Freedy Johnston – Right Between the Promises
Pop tunesmith Freedy Johnston breaks little new ground on his sixth studio album, which comes across as an “if it ain’t broke, don’t fix it” kind of record. Most everything here would fit comfortably among the highlights of Johnston’s 1990s catalog — which is a positive thing when your catalog is as strong as the one he has compiled.
Johnston’s only fault, and one for which he can hardly be blamed, is timing. He’s a keen melodic craftsman stuck in an generation where such talent goes largely ignored, save for a loyal underground. “Pop” used to mean “popular,” and in the early 1970s, Johnston’s music would have been precisely that, all over the AM airwaves of Top-40 stations with songs such as the pace-setting opener “Broken Mirror”, the immediately catchy “Waste Your Time”, and the effortlessly rolling “Anyone”.

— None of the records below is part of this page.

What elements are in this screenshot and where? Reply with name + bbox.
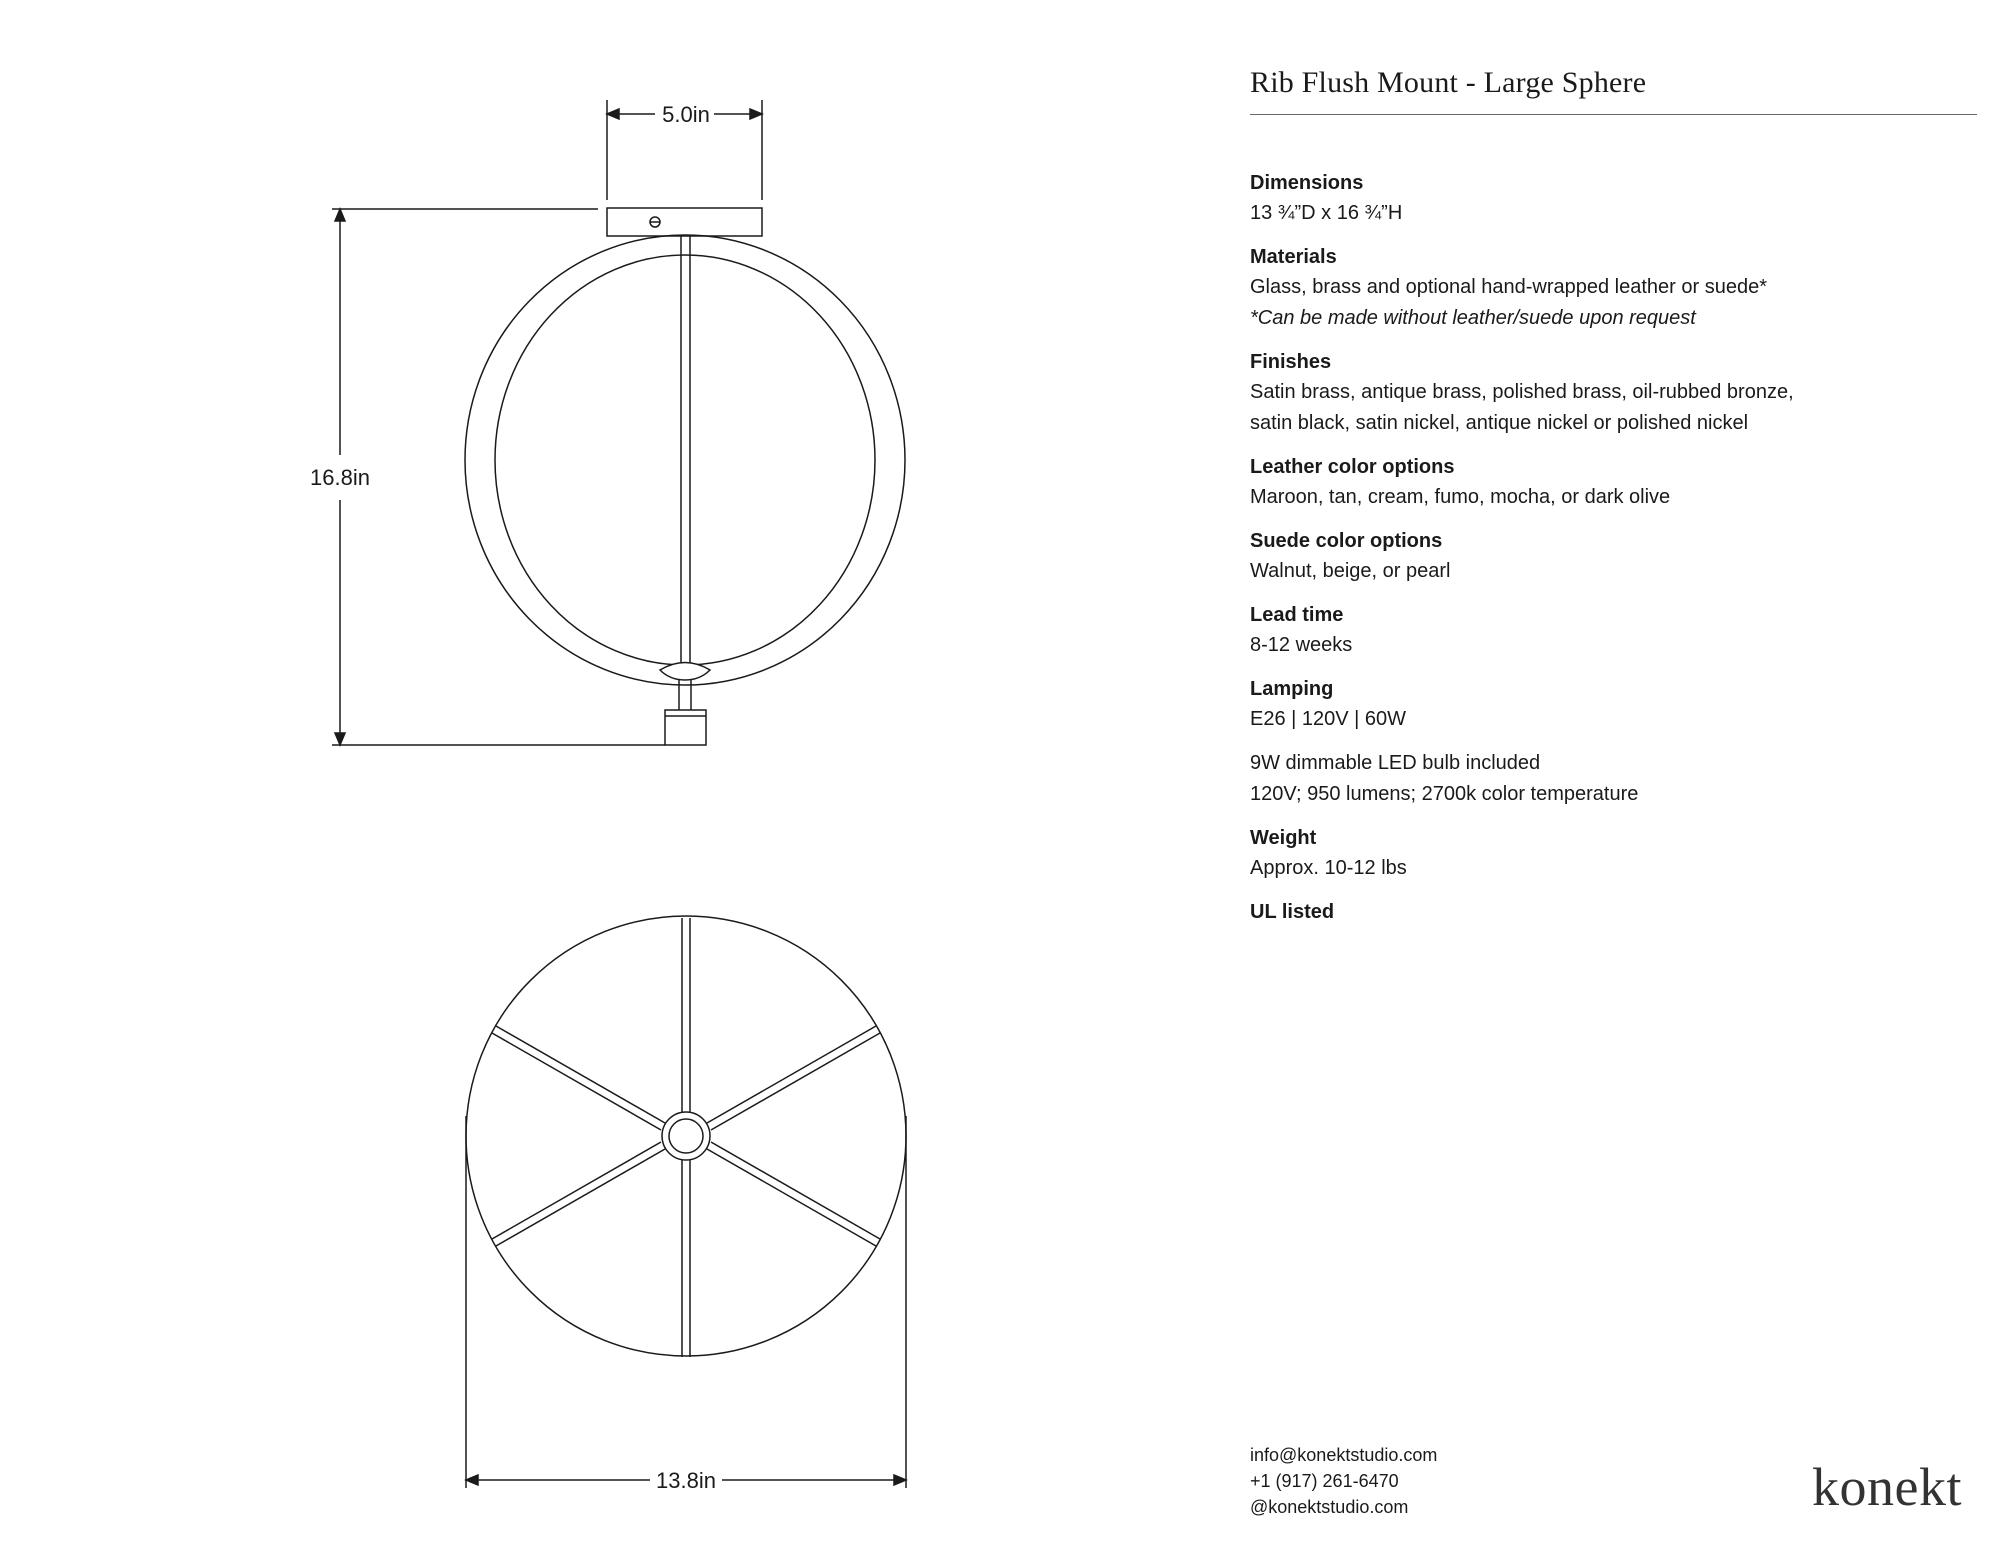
spec-value: 9W dimmable LED bulb included xyxy=(1250,752,1541,774)
spec-dimensions xyxy=(1250,168,1970,229)
spec-label: Lead time xyxy=(1250,604,1344,626)
spec-label: Dimensions xyxy=(1250,172,1364,194)
spec-label: Finishes xyxy=(1250,351,1332,373)
spec-label: UL listed xyxy=(1250,901,1335,923)
spec-value: 120V; 950 lumens; 2700k color temperature xyxy=(1250,783,1639,805)
height-dimension xyxy=(332,209,665,745)
spec-value: Satin brass, antique brass, polished brass, oil-rubbed bronze, xyxy=(1250,381,1794,403)
spec-value: 8-12 weeks xyxy=(1250,634,1353,656)
spec-weight xyxy=(1250,823,1970,884)
product-title: Rib Flush Mount - Large Sphere xyxy=(1250,66,1647,99)
spec-finishes xyxy=(1250,347,1970,439)
bottom-dimension-label: 13.8in xyxy=(656,1468,716,1493)
spec-value: satin black, satin nickel, antique nickel or polished nickel xyxy=(1250,412,1749,434)
contact-block xyxy=(1250,1442,1437,1520)
spec-label: Lamping xyxy=(1250,678,1334,700)
spec-note: *Can be made without leather/suede upon request xyxy=(1250,307,1696,329)
spec-list xyxy=(1250,168,1970,940)
spec-bulb xyxy=(1250,748,1970,810)
height-dimension-label: 16.8in xyxy=(310,465,370,490)
spec-suede-colors xyxy=(1250,526,1970,587)
contact-phone[interactable]: +1 (917) 261-6470 xyxy=(1250,1471,1399,1491)
spec-value: E26 | 120V | 60W xyxy=(1250,708,1407,730)
spec-lamping xyxy=(1250,674,1970,735)
contact-email[interactable]: info@konektstudio.com xyxy=(1250,1445,1438,1465)
spec-label: Materials xyxy=(1250,246,1337,268)
spec-value: Glass, brass and optional hand-wrapped leather or suede* xyxy=(1250,276,1767,298)
spec-value: Approx. 10-12 lbs xyxy=(1250,857,1407,879)
spec-value: Maroon, tan, cream, fumo, mocha, or dark olive xyxy=(1250,486,1671,508)
bottom-plan-view xyxy=(466,916,906,1357)
spec-value: 13 ¾”D x 16 ¾”H xyxy=(1250,202,1403,224)
top-dimension-label: 5.0in xyxy=(662,102,710,127)
bottom-dimension xyxy=(466,1116,906,1488)
spec-ul-listed xyxy=(1250,897,1970,927)
rib-spokes xyxy=(492,918,880,1357)
spec-label: Weight xyxy=(1250,827,1317,849)
spec-leather-colors xyxy=(1250,452,1970,513)
spec-label: Leather color options xyxy=(1250,456,1455,478)
spec-label: Suede color options xyxy=(1250,530,1443,552)
spec-value: Walnut, beige, or pearl xyxy=(1250,560,1451,582)
spec-lead-time xyxy=(1250,600,1970,661)
brand-logo: konekt xyxy=(1812,1457,1962,1517)
contact-social[interactable]: @konektstudio.com xyxy=(1250,1497,1409,1517)
spec-materials xyxy=(1250,242,1970,334)
side-elevation xyxy=(465,208,905,745)
title-divider xyxy=(1250,114,1977,115)
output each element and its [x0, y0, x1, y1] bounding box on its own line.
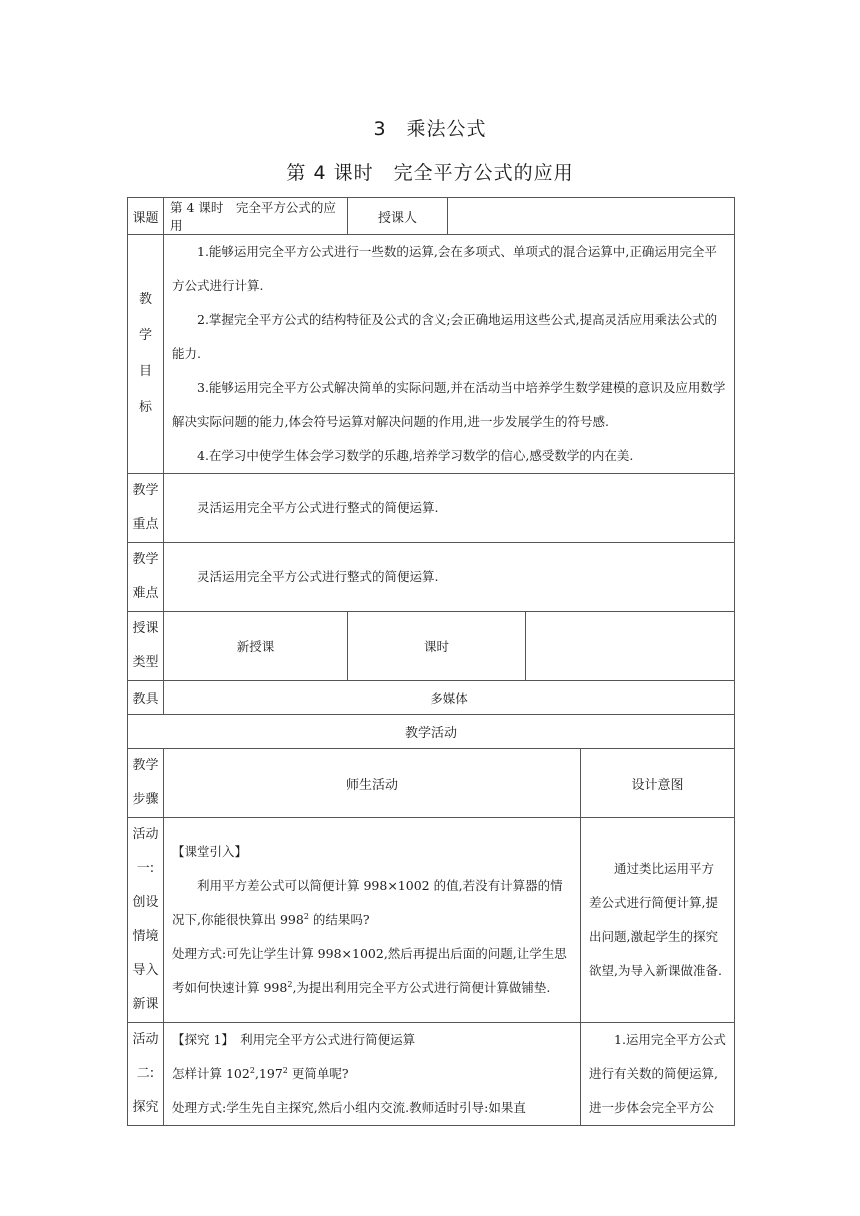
activities-header-row	[128, 715, 735, 749]
key-points-content: 灵活运用完全平方公式进行整式的简便运算.	[164, 474, 735, 543]
activity-one-question: 利用平方差公式可以简便计算 998×1002 的值,若没有计算器的情况下,你能很快算出 $998^2$ 的结果吗?	[172, 878, 563, 927]
activity-one-content	[164, 818, 581, 1023]
lesson-plan-table	[127, 197, 735, 1126]
activity-two-heading: 【探究 1】 利用完全平方公式进行简便运算	[172, 1032, 416, 1047]
activity-two-row	[128, 1023, 735, 1126]
activities-header: 教学活动	[128, 715, 735, 749]
activity-two-design: 1.运用完全平方公式进行有关数的简便运算,进一步体会完全平方公	[581, 1023, 735, 1126]
tools-row	[128, 681, 735, 715]
objective-item: 1.能够运用完全平方公式进行一些数的运算,会在多项式、单项式的混合运算中,正确运用完全平方公式进行计算.	[172, 244, 717, 293]
objectives-row	[128, 235, 735, 474]
steps-label: 教学 步骤	[128, 749, 164, 818]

Johnston hinted at his connection to that era in the early ’90s by covering Jimmy Webb’s “Wichita Lineman” on an EP, but he really drives it home on Right Between The Promises with a spot-on cover of the Edison Lighthouse one-hit-wonder smash from 1970, “Love Grows (Where My Rosemary Goes)”.
Occasionally he varies the pace a bit, stripping things down to bare acoustics on “Radio Heartache” while taking unexpected rhythmic and melodic twists and turns on “Back To My Machine”. But he fares best when he sticks with his bread-and-butter of power-pop punch.